Am Morgen habe er Olga mit Jacken zugedeckt, "aus Gründen der Pietät, weil sie nackt war". Dann nahm er den Schmuck an sich, den er ihr geschenkt hatte ("Als Andenken"), setzte sich in den Zug und fuhr in die Schweiz, wenige Tage danach zu seinen Eltern. Weder diesen noch seinen Geschwistern erzählte er, dass seine Freundin nicht mehr am Leben war: "Je länger ich weg war, desto schwieriger war es, das in Angriff zu nehmen." Er habe "nicht darüber reden können". Erst als er mit Europäischem Haftbefehl von den tschechischen Behörden als dringend Tatverdächtiger in dem Mordfall gesucht wurde, stellte sich der Mann am 6. Juli dem Landeskriminalamt Niederösterreich, wo er in Begleitung eines Anwalts beteuerte, die junge Weißrussin nicht getötet zu haben.

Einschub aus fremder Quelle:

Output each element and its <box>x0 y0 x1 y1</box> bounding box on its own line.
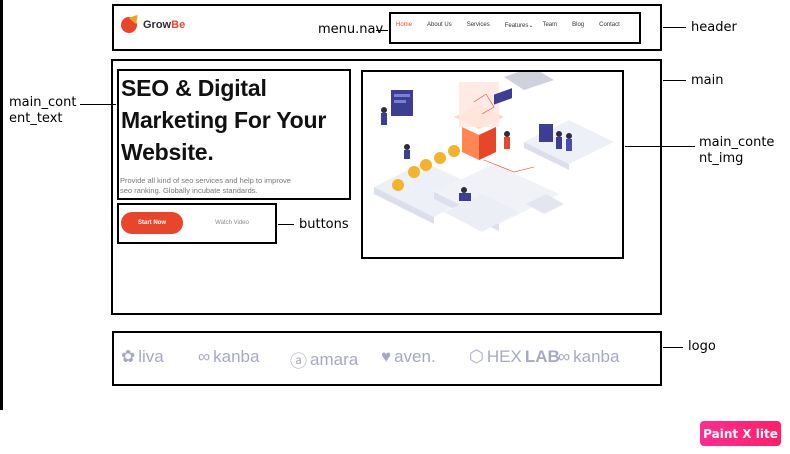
brand-name: GrowBe <box>143 19 186 31</box>
leader-line-buttons <box>278 224 294 225</box>
aven-mark-icon: ♥ <box>381 347 392 366</box>
menu-nav: Home About Us Services Features⌄ Team Bl… <box>391 22 620 29</box>
brand-logo[interactable]: GrowBe <box>121 17 185 33</box>
nav-item-home[interactable]: Home <box>396 22 412 29</box>
logo-kanba-2: ∞ kanba <box>558 347 620 366</box>
nav-item-features[interactable]: Features⌄ <box>505 22 534 29</box>
hero-title: SEO & Digital Marketing For Your Website… <box>121 75 327 165</box>
annotation-header: header <box>691 20 737 35</box>
rocket-icon <box>121 17 137 33</box>
leader-line-menu-nav <box>376 30 388 31</box>
annotation-main-content-text: main_cont ent_text <box>9 95 77 126</box>
kanba-mark-icon: ∞ <box>558 347 571 366</box>
leader-line-logo <box>663 347 683 348</box>
watch-video-button[interactable]: Watch Video <box>200 212 264 234</box>
annotation-main-content-img: main_conte nt_img <box>699 135 775 166</box>
logo-liva: ✿ liva <box>121 347 164 366</box>
leader-line-main <box>663 80 686 81</box>
nav-item-about[interactable]: About Us <box>427 22 452 29</box>
logo-hexlab: ⬡ HEX LAB <box>469 347 560 366</box>
chevron-down-icon: ⌄ <box>528 23 534 29</box>
logo-kanba-1: ∞ kanba <box>198 347 260 366</box>
leader-line-main-content-img <box>625 146 695 147</box>
start-now-button[interactable]: Start Now <box>121 212 183 234</box>
nav-item-contact[interactable]: Contact <box>599 22 620 29</box>
annotation-menu-nav: menu.nav <box>318 22 384 37</box>
annotation-buttons: buttons <box>299 217 349 232</box>
leader-line-main-content-text <box>80 104 116 105</box>
logo-amara: ⓐ amara <box>290 347 358 372</box>
paint-x-lite-badge: Paint X lite <box>700 421 781 446</box>
left-edge-bar <box>0 0 3 410</box>
annotation-main: main <box>691 73 724 88</box>
leader-line-header <box>663 27 686 28</box>
isometric-illustration <box>374 72 614 232</box>
kanba-mark-icon: ∞ <box>198 347 211 366</box>
hexlab-mark-icon: ⬡ <box>469 347 484 366</box>
liva-mark-icon: ✿ <box>121 347 136 366</box>
amara-mark-icon: ⓐ <box>290 352 307 371</box>
annotation-logo: logo <box>688 339 716 354</box>
logo-aven: ♥ aven. <box>381 347 436 366</box>
nav-item-blog[interactable]: Blog <box>572 22 584 29</box>
hero-description: Provide all kind of seo services and hel… <box>120 176 291 195</box>
nav-item-services[interactable]: Services <box>467 22 490 29</box>
nav-item-team[interactable]: Team <box>542 22 557 29</box>
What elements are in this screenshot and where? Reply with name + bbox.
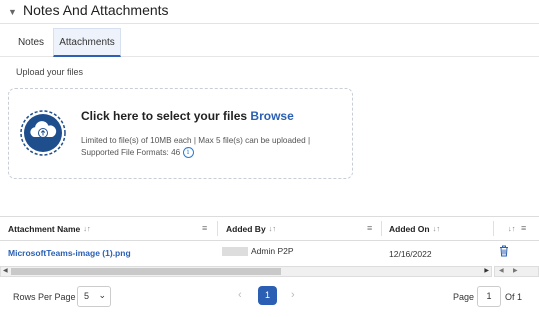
column-attachment-name[interactable]: Attachment Name ↓↑: [8, 217, 91, 240]
sort-icon[interactable]: ↓↑: [508, 224, 516, 233]
section-header[interactable]: ▼ Notes And Attachments: [0, 0, 539, 24]
horizontal-scrollbar[interactable]: ◀ ▶: [0, 266, 492, 277]
column-separator[interactable]: [381, 221, 382, 236]
column-menu-icon[interactable]: ≡: [367, 223, 372, 233]
table-header: Attachment Name ↓↑ ≡ Added By ↓↑ ≡ Added…: [0, 216, 539, 241]
column-menu-icon[interactable]: ≡: [202, 223, 207, 233]
tab-notes[interactable]: Notes: [12, 28, 50, 57]
info-icon[interactable]: i: [182, 147, 194, 159]
scroll-left-icon[interactable]: ◀: [3, 267, 8, 274]
scroll-right-icon[interactable]: ▶: [513, 267, 518, 274]
redacted-avatar: [222, 247, 248, 257]
chevron-down-icon: ⌄: [98, 290, 106, 300]
upload-main-text: Click here to select your files: [81, 109, 248, 123]
column-label: Added On: [389, 223, 430, 234]
table-row: MicrosoftTeams-image (1).png Admin P2P 1…: [0, 241, 539, 265]
scrollbar-thumb[interactable]: [11, 268, 281, 275]
tab-bar: Notes Attachments: [0, 24, 539, 57]
rows-per-page-label: Rows Per Page: [13, 292, 76, 302]
pagination-bar: Rows Per Page 5 ⌄ ‹ 1 › Page 1 Of 1: [0, 284, 539, 312]
column-actions[interactable]: ↓↑: [505, 217, 516, 240]
previous-page-icon[interactable]: ‹: [238, 289, 242, 301]
limits-line-1: Limited to file(s) of 10MB each | Max 5 …: [81, 136, 311, 145]
upload-label: Upload your files: [16, 67, 84, 77]
column-added-on[interactable]: Added On ↓↑: [389, 217, 440, 240]
rows-per-page-select[interactable]: 5 ⌄: [77, 286, 111, 307]
browse-link[interactable]: Browse: [250, 109, 293, 123]
file-drop-zone[interactable]: Click here to select your files Browse L…: [8, 88, 353, 179]
column-separator[interactable]: [217, 221, 218, 236]
column-added-by[interactable]: Added By ↓↑: [226, 217, 276, 240]
column-label: Attachment Name: [8, 223, 81, 234]
section-title: Notes And Attachments: [23, 2, 169, 18]
column-label: Added By: [226, 223, 266, 234]
tab-attachments[interactable]: Attachments: [53, 28, 121, 57]
page-number-input[interactable]: 1: [477, 286, 501, 307]
scroll-left-icon[interactable]: ◀: [499, 267, 504, 274]
attachment-link[interactable]: MicrosoftTeams-image (1).png: [8, 248, 131, 258]
sort-icon[interactable]: ↓↑: [433, 224, 441, 233]
upload-limits: Limited to file(s) of 10MB each | Max 5 …: [81, 135, 351, 159]
pinned-scrollbar[interactable]: ◀ ▶: [494, 266, 539, 277]
sort-icon[interactable]: ↓↑: [83, 224, 91, 233]
total-pages: Of 1: [505, 292, 523, 302]
limits-line-2: Supported File Formats: 46: [81, 148, 181, 157]
added-by-text: Admin P2P: [251, 246, 294, 256]
upload-instruction: Click here to select your files Browse: [81, 109, 294, 123]
sort-icon[interactable]: ↓↑: [269, 224, 277, 233]
next-page-icon[interactable]: ›: [291, 289, 295, 301]
added-by-cell: Admin P2P: [222, 246, 294, 257]
trash-icon[interactable]: [499, 245, 509, 260]
page-label: Page: [453, 292, 475, 302]
added-on-cell: 12/16/2022: [389, 249, 432, 259]
chevron-down-icon[interactable]: ▼: [8, 7, 17, 17]
column-separator[interactable]: [493, 221, 494, 236]
column-menu-icon[interactable]: ≡: [521, 223, 526, 233]
cloud-upload-icon: [20, 110, 66, 156]
scroll-right-icon[interactable]: ▶: [484, 267, 489, 274]
rows-per-page-value: 5: [84, 291, 90, 301]
current-page-button[interactable]: 1: [258, 286, 277, 305]
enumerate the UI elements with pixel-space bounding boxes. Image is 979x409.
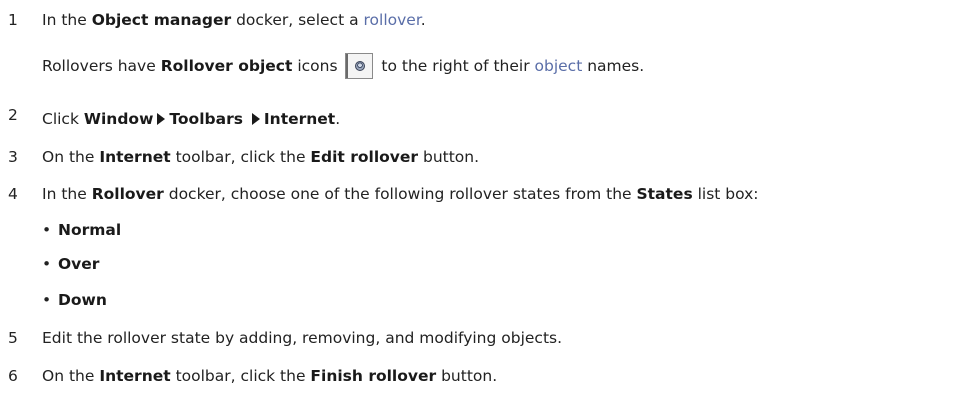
bullet: • — [42, 221, 52, 239]
bullet: • — [42, 291, 52, 309]
step-number: 5 — [8, 329, 18, 347]
menu-path-window: Window — [83, 110, 154, 128]
step-number: 4 — [8, 185, 18, 203]
rollover-object-icon — [345, 53, 374, 79]
ui-term: Object manager — [91, 11, 232, 29]
ui-term: Edit rollover — [310, 148, 419, 166]
ui-term: Internet — [99, 367, 171, 385]
ui-term: States — [636, 185, 693, 203]
state-name: Down — [58, 291, 107, 309]
menu-arrow-icon — [157, 113, 166, 125]
step-number: 3 — [8, 148, 18, 166]
menu-path-internet: Internet — [263, 110, 336, 128]
menu-arrow-icon — [251, 113, 260, 125]
bullet: • — [42, 255, 52, 273]
menu-path-toolbars: Toolbars — [169, 110, 243, 128]
ui-term: Finish rollover — [310, 367, 437, 385]
step-number: 6 — [8, 367, 18, 385]
ui-term: Internet — [99, 148, 171, 166]
ui-term: Rollover object — [160, 57, 293, 75]
glossary-link-object[interactable]: object — [535, 57, 583, 75]
ui-term: Rollover — [91, 185, 164, 203]
step-number: 2 — [8, 106, 18, 124]
state-name: Normal — [58, 221, 122, 239]
step-number: 1 — [8, 11, 18, 29]
glossary-link-rollover[interactable]: rollover — [364, 11, 421, 29]
state-name: Over — [58, 255, 100, 273]
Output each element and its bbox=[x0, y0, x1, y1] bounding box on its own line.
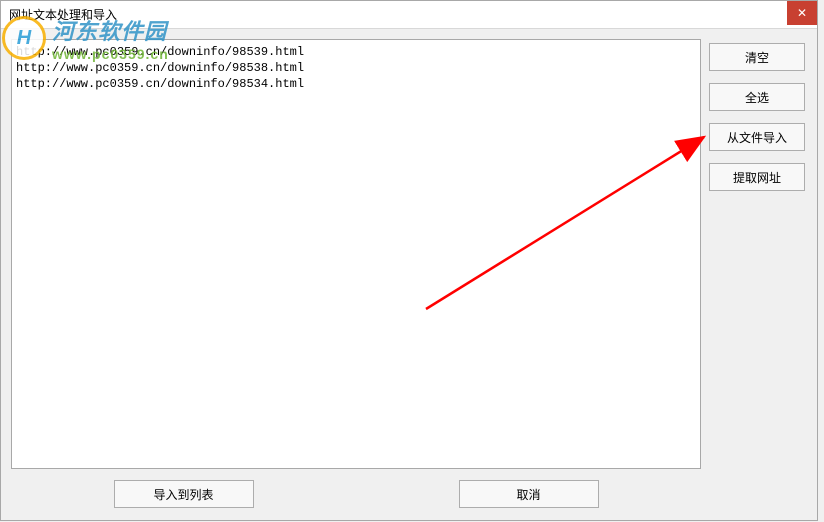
close-button[interactable]: ✕ bbox=[787, 1, 817, 25]
select-all-button[interactable]: 全选 bbox=[709, 83, 805, 111]
bottom-button-group: 导入到列表 取消 bbox=[11, 480, 701, 508]
close-icon: ✕ bbox=[797, 6, 807, 20]
side-button-group: 清空 全选 从文件导入 提取网址 bbox=[709, 43, 805, 191]
cancel-button[interactable]: 取消 bbox=[459, 480, 599, 508]
import-from-file-button[interactable]: 从文件导入 bbox=[709, 123, 805, 151]
import-to-list-button[interactable]: 导入到列表 bbox=[114, 480, 254, 508]
extract-url-button[interactable]: 提取网址 bbox=[709, 163, 805, 191]
clear-button[interactable]: 清空 bbox=[709, 43, 805, 71]
dialog-window: 网址文本处理和导入 ✕ 清空 全选 从文件导入 提取网址 导入到列表 取消 bbox=[0, 0, 818, 521]
window-title: 网址文本处理和导入 bbox=[9, 6, 117, 23]
titlebar: 网址文本处理和导入 ✕ bbox=[1, 1, 817, 29]
content-area: 清空 全选 从文件导入 提取网址 导入到列表 取消 bbox=[1, 29, 817, 520]
url-textarea[interactable] bbox=[11, 39, 701, 469]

Er vermute, dass der französische Musiker, der hinter seiner Freundin her gewesen sei, das Verbrechen begangen habe, meinte der 31-Jährige nun vor den Geschworenen. Auch ein von diesem gedungener Mörder käme infrage. Die Richterin zeigte sich daraufhin verwundert, dass neben dem Kopf der Leiche benützte Kondome gefunden worden waren. Deren Inhalt war laut DNA-Gutachten jeweils dem genetischen Fingerabdruck des Angeklagten zuzurechnen.

Leiche unter "Wäscheberg" versteckt
Die Leiche der Striptease-Tänzerin wurde erst eine Woche nach ihrem Ableben entdeckt. Dabei hatte der 55-jährige Tscheche, der die Wohnung dem Computerexperten vermietet hatte, auf Wunsch des Bruders der jungen Frau bereits am 10. Mai den Tatort aufgesucht. Er sah dabei auch im Schlafzimmer nach, wie er nun als Zeuge dem Schwurgericht darlegte. Ihm sei zwar aufgefallen, dass das Zimmer mit einer vor das Fenster verhängten Decke eigenartig verdunkelt worden war. Von der 25-Jährigen habe er jedoch nichts bemerkt, erzählte der Zeuge. Dass diese tot unter einem Kleider- und Wäschebündel lag, das am Fußboden aufgetürmt war, stellte er erst am 16. Mai fest, als er auf Drängen des Bruders neuerlich nachschauen ging.

"Schon beim Aufsperren der Wohnung habe ich eine Geruch wahrgenommen. Als ich die Tür zum Schlafzimmer aufgemacht habe, war da die Katastrophe", berichtete der Vermieter. Fliegen und Maden hätten sich auf und unter dem Kleiderbündel getürmt, beim Anheben einzelner Wäschestücke habe er die Leiche gesehen und unverzüglich die Polizei verständigt.

Prozess auf 22. Jänner vertagt
Im Hinblick auf die fortgeschrittene Zeit und die offensichtliche Erschöpfung der Geschworenen ist der Prozess auf den 22. Jänner vertagt worden. Zum nächsten Termin soll noch einmal versucht werden, eine Arbeitskollegin der ums Leben gekommenen Weißrussin zu laden, deren aktueller Aufenthaltsort unbekannt ist. Zusätzlich wird die DNA-Sachverständige Christian Stein zu ihrem schriftlichen Gutachten Stellung beziehen, das den Angeklagten belastet.